Sıra Seungmin'de olduğu icin onun evine yürüyorlardı. Yol boyunca hiç konuşmamışlardı. Kapısının önüne geldiklerinde karşı karşıya durdular. Seung yavaşça kafasını kaldırıp Chan'a baktı. O da ona bakıyordu. Seung birden parmak uçlarında durup Chan'ın dudaklarına uzandı. Sabah ki gibi hafif sürttü sonrasında kısa ama derin bir öpücük bırakıp ayrıldı. Chan kendine gelememiş bir şekilde şaşkınca ona bakıyordu.

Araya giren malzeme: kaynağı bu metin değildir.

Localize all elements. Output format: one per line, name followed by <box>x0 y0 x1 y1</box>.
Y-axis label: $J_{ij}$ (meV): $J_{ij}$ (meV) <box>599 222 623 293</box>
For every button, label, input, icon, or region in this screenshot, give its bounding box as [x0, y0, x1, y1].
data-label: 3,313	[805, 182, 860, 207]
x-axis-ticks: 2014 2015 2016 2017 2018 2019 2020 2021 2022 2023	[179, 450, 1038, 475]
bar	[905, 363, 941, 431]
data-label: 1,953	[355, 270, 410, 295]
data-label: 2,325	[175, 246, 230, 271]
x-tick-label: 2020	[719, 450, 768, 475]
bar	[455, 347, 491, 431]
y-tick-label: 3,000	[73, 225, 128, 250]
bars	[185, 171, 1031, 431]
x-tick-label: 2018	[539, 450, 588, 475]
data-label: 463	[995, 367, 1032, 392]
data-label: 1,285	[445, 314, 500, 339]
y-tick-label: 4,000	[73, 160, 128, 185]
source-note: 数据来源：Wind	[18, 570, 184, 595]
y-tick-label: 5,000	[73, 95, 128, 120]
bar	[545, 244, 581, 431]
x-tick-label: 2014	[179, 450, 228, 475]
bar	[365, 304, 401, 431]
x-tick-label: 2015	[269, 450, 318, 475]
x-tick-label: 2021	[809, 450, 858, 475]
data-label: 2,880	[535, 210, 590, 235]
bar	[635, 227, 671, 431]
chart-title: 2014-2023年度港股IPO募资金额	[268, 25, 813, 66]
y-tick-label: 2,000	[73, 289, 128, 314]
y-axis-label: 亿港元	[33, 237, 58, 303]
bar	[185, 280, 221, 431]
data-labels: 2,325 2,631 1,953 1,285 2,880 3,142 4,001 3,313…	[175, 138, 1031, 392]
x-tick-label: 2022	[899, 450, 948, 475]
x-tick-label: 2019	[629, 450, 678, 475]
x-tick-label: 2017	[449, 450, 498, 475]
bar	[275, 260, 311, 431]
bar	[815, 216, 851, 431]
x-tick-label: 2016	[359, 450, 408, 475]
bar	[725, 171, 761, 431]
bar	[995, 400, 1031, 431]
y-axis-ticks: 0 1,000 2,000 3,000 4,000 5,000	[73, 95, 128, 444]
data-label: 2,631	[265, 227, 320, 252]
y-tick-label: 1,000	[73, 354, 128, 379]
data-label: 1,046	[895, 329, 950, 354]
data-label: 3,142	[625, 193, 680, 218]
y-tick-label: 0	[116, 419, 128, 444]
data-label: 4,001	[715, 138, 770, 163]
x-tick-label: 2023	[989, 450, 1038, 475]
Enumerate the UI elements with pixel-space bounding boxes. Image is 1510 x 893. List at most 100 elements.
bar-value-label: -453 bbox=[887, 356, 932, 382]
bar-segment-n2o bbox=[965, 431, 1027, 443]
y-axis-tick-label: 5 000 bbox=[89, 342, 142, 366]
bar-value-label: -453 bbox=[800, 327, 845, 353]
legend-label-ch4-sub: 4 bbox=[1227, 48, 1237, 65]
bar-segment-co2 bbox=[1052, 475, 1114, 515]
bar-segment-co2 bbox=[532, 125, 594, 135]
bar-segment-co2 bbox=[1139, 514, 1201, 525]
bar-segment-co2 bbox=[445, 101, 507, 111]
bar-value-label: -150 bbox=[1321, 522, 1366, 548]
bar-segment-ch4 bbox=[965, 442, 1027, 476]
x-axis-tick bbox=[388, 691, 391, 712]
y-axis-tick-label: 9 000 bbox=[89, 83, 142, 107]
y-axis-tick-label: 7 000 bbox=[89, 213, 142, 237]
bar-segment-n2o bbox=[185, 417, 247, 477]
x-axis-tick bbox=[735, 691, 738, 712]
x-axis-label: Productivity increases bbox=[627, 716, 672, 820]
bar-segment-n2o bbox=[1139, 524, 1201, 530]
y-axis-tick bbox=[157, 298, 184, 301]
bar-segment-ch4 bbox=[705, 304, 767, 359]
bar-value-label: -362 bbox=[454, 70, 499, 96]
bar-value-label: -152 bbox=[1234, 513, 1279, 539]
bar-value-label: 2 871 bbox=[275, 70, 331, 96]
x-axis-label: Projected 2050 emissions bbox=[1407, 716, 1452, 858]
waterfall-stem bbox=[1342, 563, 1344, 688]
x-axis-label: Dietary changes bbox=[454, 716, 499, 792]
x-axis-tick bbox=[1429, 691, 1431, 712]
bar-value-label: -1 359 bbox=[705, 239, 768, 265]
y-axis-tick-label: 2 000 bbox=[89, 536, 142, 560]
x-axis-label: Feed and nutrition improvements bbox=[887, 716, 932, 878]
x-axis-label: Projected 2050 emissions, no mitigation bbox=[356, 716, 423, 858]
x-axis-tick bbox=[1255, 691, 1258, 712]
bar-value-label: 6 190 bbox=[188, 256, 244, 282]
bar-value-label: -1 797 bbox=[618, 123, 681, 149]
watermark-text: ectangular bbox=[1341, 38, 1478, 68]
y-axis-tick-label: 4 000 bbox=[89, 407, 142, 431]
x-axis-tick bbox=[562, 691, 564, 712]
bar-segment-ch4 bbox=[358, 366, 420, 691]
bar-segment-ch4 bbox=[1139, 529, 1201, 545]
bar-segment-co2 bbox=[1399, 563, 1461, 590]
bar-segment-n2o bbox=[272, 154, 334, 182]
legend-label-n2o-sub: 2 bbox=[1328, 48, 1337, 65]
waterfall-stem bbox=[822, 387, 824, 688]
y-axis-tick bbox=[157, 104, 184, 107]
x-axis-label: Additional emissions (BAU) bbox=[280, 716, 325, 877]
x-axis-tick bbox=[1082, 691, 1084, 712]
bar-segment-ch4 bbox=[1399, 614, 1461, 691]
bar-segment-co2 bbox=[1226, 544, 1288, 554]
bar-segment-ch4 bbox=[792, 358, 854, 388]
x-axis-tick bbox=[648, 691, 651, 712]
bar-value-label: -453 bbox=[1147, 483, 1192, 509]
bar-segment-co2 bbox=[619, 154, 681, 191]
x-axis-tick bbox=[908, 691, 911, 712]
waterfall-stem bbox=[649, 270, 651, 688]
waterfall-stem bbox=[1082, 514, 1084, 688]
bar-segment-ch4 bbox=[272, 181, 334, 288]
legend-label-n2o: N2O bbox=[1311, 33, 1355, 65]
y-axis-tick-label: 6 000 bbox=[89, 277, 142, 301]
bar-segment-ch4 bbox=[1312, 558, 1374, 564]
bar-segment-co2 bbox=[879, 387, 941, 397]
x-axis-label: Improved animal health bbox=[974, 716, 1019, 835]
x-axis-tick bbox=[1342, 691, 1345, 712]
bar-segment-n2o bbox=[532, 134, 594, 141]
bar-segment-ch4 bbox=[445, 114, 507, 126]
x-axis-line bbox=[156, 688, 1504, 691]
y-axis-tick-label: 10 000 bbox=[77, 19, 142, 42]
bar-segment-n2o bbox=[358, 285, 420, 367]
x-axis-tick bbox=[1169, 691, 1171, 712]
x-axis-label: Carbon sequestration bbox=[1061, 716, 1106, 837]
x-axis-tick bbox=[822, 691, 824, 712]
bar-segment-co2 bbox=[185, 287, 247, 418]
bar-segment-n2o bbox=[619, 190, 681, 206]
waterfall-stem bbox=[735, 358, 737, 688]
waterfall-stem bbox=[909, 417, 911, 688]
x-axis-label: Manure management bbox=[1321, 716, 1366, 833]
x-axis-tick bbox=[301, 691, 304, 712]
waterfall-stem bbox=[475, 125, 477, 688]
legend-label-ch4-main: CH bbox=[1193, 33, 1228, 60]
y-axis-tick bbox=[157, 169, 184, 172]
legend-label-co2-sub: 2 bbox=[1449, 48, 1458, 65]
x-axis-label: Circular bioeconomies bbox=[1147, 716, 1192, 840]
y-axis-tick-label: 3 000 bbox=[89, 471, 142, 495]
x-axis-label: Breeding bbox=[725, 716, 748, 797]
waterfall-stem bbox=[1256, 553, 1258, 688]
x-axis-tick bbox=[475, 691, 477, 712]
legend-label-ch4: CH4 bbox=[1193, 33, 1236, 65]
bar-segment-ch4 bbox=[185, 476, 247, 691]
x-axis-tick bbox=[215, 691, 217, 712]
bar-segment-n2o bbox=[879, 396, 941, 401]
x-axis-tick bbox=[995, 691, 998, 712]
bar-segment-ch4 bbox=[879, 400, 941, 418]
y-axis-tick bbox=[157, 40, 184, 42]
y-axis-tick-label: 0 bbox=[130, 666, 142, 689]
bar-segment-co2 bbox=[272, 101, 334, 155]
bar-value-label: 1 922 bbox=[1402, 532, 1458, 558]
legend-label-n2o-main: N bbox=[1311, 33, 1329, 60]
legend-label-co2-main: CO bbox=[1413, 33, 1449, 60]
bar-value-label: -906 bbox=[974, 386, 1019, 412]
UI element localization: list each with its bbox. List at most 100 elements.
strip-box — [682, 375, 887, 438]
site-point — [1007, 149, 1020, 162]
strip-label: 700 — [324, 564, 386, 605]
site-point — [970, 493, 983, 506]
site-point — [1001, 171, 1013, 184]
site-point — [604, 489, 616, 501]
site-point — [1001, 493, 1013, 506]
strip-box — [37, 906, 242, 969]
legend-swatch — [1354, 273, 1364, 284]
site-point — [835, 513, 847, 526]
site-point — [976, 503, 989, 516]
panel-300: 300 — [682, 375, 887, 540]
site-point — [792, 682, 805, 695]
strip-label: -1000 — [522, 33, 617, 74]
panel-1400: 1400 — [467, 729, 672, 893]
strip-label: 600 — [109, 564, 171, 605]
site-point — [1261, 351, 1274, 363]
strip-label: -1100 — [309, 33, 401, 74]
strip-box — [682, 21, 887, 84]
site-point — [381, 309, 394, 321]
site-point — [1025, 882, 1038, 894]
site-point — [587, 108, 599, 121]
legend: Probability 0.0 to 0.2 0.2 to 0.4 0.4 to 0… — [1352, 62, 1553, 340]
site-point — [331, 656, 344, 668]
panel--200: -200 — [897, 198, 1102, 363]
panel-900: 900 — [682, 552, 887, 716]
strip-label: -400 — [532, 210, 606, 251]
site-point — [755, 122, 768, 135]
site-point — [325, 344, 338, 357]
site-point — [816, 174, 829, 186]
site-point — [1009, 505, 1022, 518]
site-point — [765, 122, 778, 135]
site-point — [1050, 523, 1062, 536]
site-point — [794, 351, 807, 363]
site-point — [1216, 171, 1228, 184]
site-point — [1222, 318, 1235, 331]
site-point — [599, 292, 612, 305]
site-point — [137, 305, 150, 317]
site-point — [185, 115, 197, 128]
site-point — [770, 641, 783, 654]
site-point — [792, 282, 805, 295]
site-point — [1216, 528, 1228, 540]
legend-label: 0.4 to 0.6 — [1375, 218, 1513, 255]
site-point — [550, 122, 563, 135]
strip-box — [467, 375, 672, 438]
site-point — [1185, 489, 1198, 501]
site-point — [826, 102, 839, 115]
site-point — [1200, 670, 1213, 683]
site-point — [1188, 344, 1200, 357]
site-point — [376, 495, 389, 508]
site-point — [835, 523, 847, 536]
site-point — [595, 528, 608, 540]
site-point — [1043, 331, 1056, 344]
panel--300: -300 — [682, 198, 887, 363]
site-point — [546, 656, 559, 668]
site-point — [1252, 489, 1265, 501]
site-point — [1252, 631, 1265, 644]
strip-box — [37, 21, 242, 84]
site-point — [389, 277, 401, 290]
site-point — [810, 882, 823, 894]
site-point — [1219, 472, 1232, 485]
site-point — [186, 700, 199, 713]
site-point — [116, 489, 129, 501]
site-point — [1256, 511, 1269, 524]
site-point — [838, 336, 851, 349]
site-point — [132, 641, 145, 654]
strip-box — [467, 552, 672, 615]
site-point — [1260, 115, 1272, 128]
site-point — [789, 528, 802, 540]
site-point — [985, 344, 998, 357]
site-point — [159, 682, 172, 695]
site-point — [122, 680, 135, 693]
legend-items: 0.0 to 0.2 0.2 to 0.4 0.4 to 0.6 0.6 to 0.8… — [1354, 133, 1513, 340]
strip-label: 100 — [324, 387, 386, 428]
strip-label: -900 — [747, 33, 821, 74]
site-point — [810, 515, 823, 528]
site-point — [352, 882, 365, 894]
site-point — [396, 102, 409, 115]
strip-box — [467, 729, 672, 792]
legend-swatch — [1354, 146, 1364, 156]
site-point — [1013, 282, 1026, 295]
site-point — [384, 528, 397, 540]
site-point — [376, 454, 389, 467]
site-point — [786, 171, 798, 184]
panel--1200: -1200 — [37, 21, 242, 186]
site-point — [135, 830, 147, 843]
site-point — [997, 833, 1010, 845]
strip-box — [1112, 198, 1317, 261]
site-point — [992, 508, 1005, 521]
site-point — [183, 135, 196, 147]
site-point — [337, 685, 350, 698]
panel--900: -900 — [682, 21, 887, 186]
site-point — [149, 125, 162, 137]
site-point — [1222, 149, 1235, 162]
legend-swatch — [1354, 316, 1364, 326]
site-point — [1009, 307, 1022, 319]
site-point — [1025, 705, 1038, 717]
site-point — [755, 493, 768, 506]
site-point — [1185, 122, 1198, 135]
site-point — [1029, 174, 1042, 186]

" Beni bıraktığın için teşekkür ederim."

Chan sadece kafasını sallayabildi. Seung yavaşça ondan uzaklaşıp kapısını açtı. Ona el salladı. Chan'da el salladı ve Seunv içeriye girdi. Chan yaklaşık 5 dakika kendine gelmeye çalıştı. Sonrasında yüzüne büyük bir gülümseme koyarak evine doğru ilerledi. Ah Chan ah, o gülümsemen hiç solmasın...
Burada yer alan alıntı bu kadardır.